Figure 2b compares the segmentation accuracy of the probability maps of different RF classifiers. Our SMRF obtained higher Jaccard indices than the classic and entangled RFs at all tree depths. At lower tree depths, SMRF shows notable improvement over the position feature RF. The SM features have more discriminative power than the position features as it captures the explicit geometry of the myocardium using the shape model. The SM feature binary test partitions the image space using more complex and meaningful myocardial shapes as opposed to position feature which simply partitions the image space using straight lines. This provides a stronger global shape constraint than the position feature and allows a decision tree to converge faster to the correct segmentation at lower tree depths. This gives the advantage of using trees with smaller depths which speeds up both training and testing.

5 Conclusion

We presented a new method SMRF for myocardial segmentation in MCE images. We showed how our SMRF utilizes a statistical shape model to guide the RF segmentation. This is particular useful for MCE data whose image intensities are affected by many variables and therefore prior knowledge of myocardial shape becomes important in guiding the segmentation.
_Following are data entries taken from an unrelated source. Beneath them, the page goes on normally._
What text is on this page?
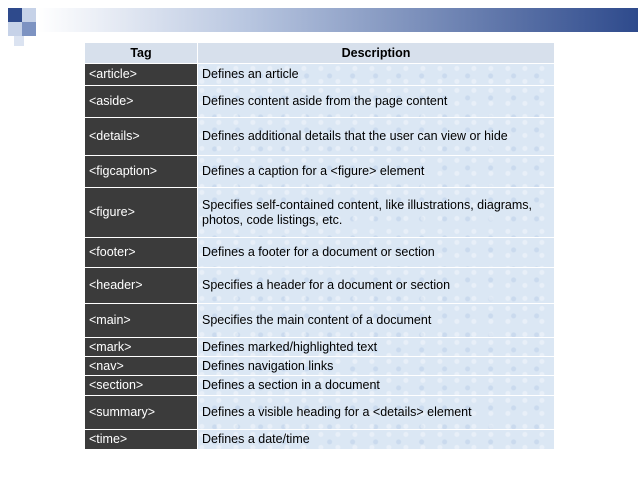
Tag	Description
<article>	Defines an article
<aside>	Defines content aside from the page content
<details>	Defines additional details that the user can view or hide
<figcaption>	Defines a caption for a <figure> element
<figure>	Specifies self-contained content, like illustrations, diagrams, photos, code listings, etc.
<footer>	Defines a footer for a document or section
<header>	Specifies a header for a document or section
<main>	Specifies the main content of a document
<mark>	Defines marked/highlighted text
<nav>	Defines navigation links
<section>	Defines a section in a document
<summary>	Defines a visible heading for a <details> element
<time>	Defines a date/time
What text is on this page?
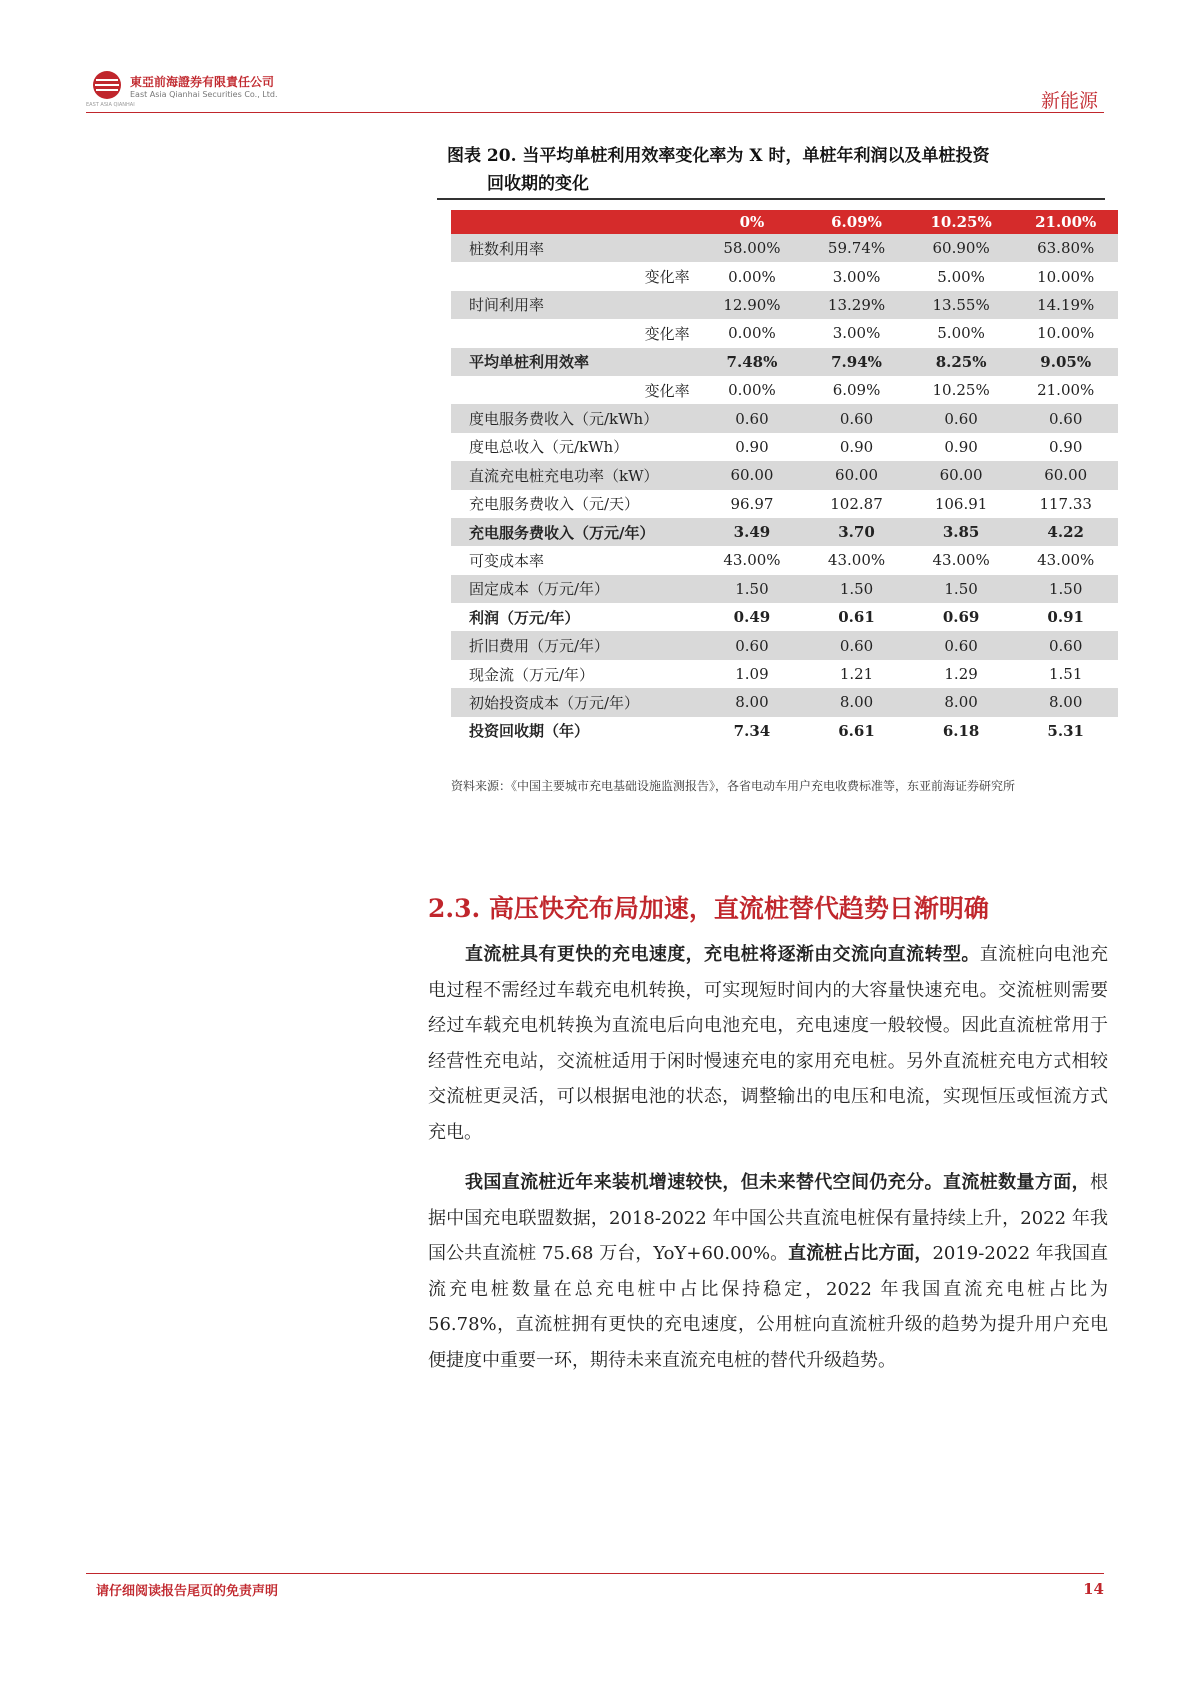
東亞前海證券有限責任公司
East Asia Qianhai Securities Co., Ltd.
EAST ASIA QIANHAI	新能源
图表 20. 当平均单桩利用效率变化率为 X 时，单桩年利润以及单桩投资
回收期的变化
	0%	6.09%	10.25%	21.00%
桩数利用率	58.00%	59.74%	60.90%	63.80%
变化率	0.00%	3.00%	5.00%	10.00%
时间利用率	12.90%	13.29%	13.55%	14.19%
变化率	0.00%	3.00%	5.00%	10.00%
平均单桩利用效率	7.48%	7.94%	8.25%	9.05%
变化率	0.00%	6.09%	10.25%	21.00%
度电服务费收入（元/kWh）	0.60	0.60	0.60	0.60
度电总收入（元/kWh）	0.90	0.90	0.90	0.90
直流充电桩充电功率（kW）	60.00	60.00	60.00	60.00
充电服务费收入（元/天）	96.97	102.87	106.91	117.33
充电服务费收入（万元/年）	3.49	3.70	3.85	4.22
可变成本率	43.00%	43.00%	43.00%	43.00%
固定成本（万元/年）	1.50	1.50	1.50	1.50
利润（万元/年）	0.49	0.61	0.69	0.91
折旧费用（万元/年）	0.60	0.60	0.60	0.60
现金流（万元/年）	1.09	1.21	1.29	1.51
初始投资成本（万元/年）	8.00	8.00	8.00	8.00
投资回收期（年）	7.34	6.61	6.18	5.31
资料来源：《中国主要城市充电基础设施监测报告》，各省电动车用户充电收费标准等，东亚前海证券研究所
2.3. 高压快充布局加速，直流桩替代趋势日渐明确
直流桩具有更快的充电速度，充电桩将逐渐由交流向直流转型。直流桩向电池充电过程不需经过车载充电机转换，可实现短时间内的大容量快速充电。交流桩则需要经过车载充电机转换为直流电后向电池充电，充电速度一般较慢。因此直流桩常用于经营性充电站，交流桩适用于闲时慢速充电的家用充电桩。另外直流桩充电方式相较交流桩更灵活，可以根据电池的状态，调整输出的电压和电流，实现恒压或恒流方式充电。
我国直流桩近年来装机增速较快，但未来替代空间仍充分。直流桩数量方面，根据中国充电联盟数据，2018-2022 年中国公共直流电桩保有量持续上升，2022 年我国公共直流桩 75.68 万台，YoY+60.00%。直流桩占比方面，2019-2022 年我国直流充电桩数量在总充电桩中占比保持稳定，2022 年我国直流充电桩占比为 56.78%，直流桩拥有更快的充电速度，公用桩向直流桩升级的趋势为提升用户充电便捷度中重要一环，期待未来直流充电桩的替代升级趋势。
请仔细阅读报告尾页的免责声明	14
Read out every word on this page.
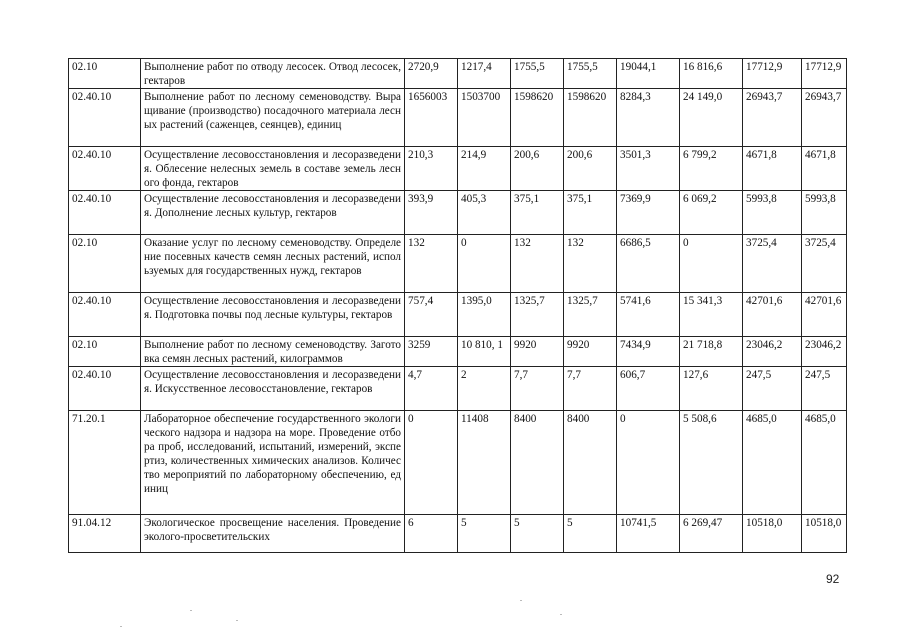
02.10	Выполнение работ по отводу лесосек. Отвод лесосек, гектаров	2720,9	1217,4	1755,5	1755,5	19044,1	16 816,6	17712,9	17712,9
02.40.10	Выполнение работ по лесному семеноводству. Выращивание (производство) посадочного материала лесных растений (саженцев, сеянцев), единиц	1656003	1503700	1598620	1598620	8284,3	24 149,0	26943,7	26943,7
02.40.10	Осуществление лесовосстановления и лесоразведения. Облесение нелесных земель в составе земель лесного фонда, гектаров	210,3	214,9	200,6	200,6	3501,3	6 799,2	4671,8	4671,8
02.40.10	Осуществление лесовосстановления и лесоразведения. Дополнение лесных культур, гектаров	393,9	405,3	375,1	375,1	7369,9	6 069,2	5993,8	5993,8
02.10	Оказание услуг по лесному семеноводству. Определение посевных качеств семян лесных растений, используемых для государственных нужд, гектаров	132	0	132	132	6686,5	0	3725,4	3725,4
02.40.10	Осуществление лесовосстановления и лесоразведения. Подготовка почвы под лесные культуры, гектаров	757,4	1395,0	1325,7	1325,7	5741,6	15 341,3	42701,6	42701,6
02.10	Выполнение работ по лесному семеноводству. Заготовка семян лесных растений, килограммов	3259	10 810, 1	9920	9920	7434,9	21 718,8	23046,2	23046,2
02.40.10	Осуществление лесовосстановления и лесоразведения. Искусственное лесовосстановление, гектаров	4,7	2	7,7	7,7	606,7	127,6	247,5	247,5
71.20.1	Лабораторное обеспечение государственного экологического надзора и надзора на море. Проведение отбора проб, исследований, испытаний, измерений, экспертиз, количественных химических анализов. Количество мероприятий по лабораторному обеспечению, единиц	0	11408	8400	8400	0	5 508,6	4685,0	4685,0
91.04.12	Экологическое просвещение населения. Проведение эколого-просветительских	6	5	5	5	10741,5	6 269,47	10518,0	10518,0
92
Our SMRF introduces a new SM feature which captures the global myocardial structure. This feature outperforms other contextual features to allow the RF to produce a more accurate probability map. Our SMRF then fits the shape model to the RF probability map to produce a smooth and coherent final myocardial boundary that can be used in subsequent perfusion analysis. In future work, we plan to validate our SMRF on a larger, more challenging dataset which includes different cardiac phases and chamber views.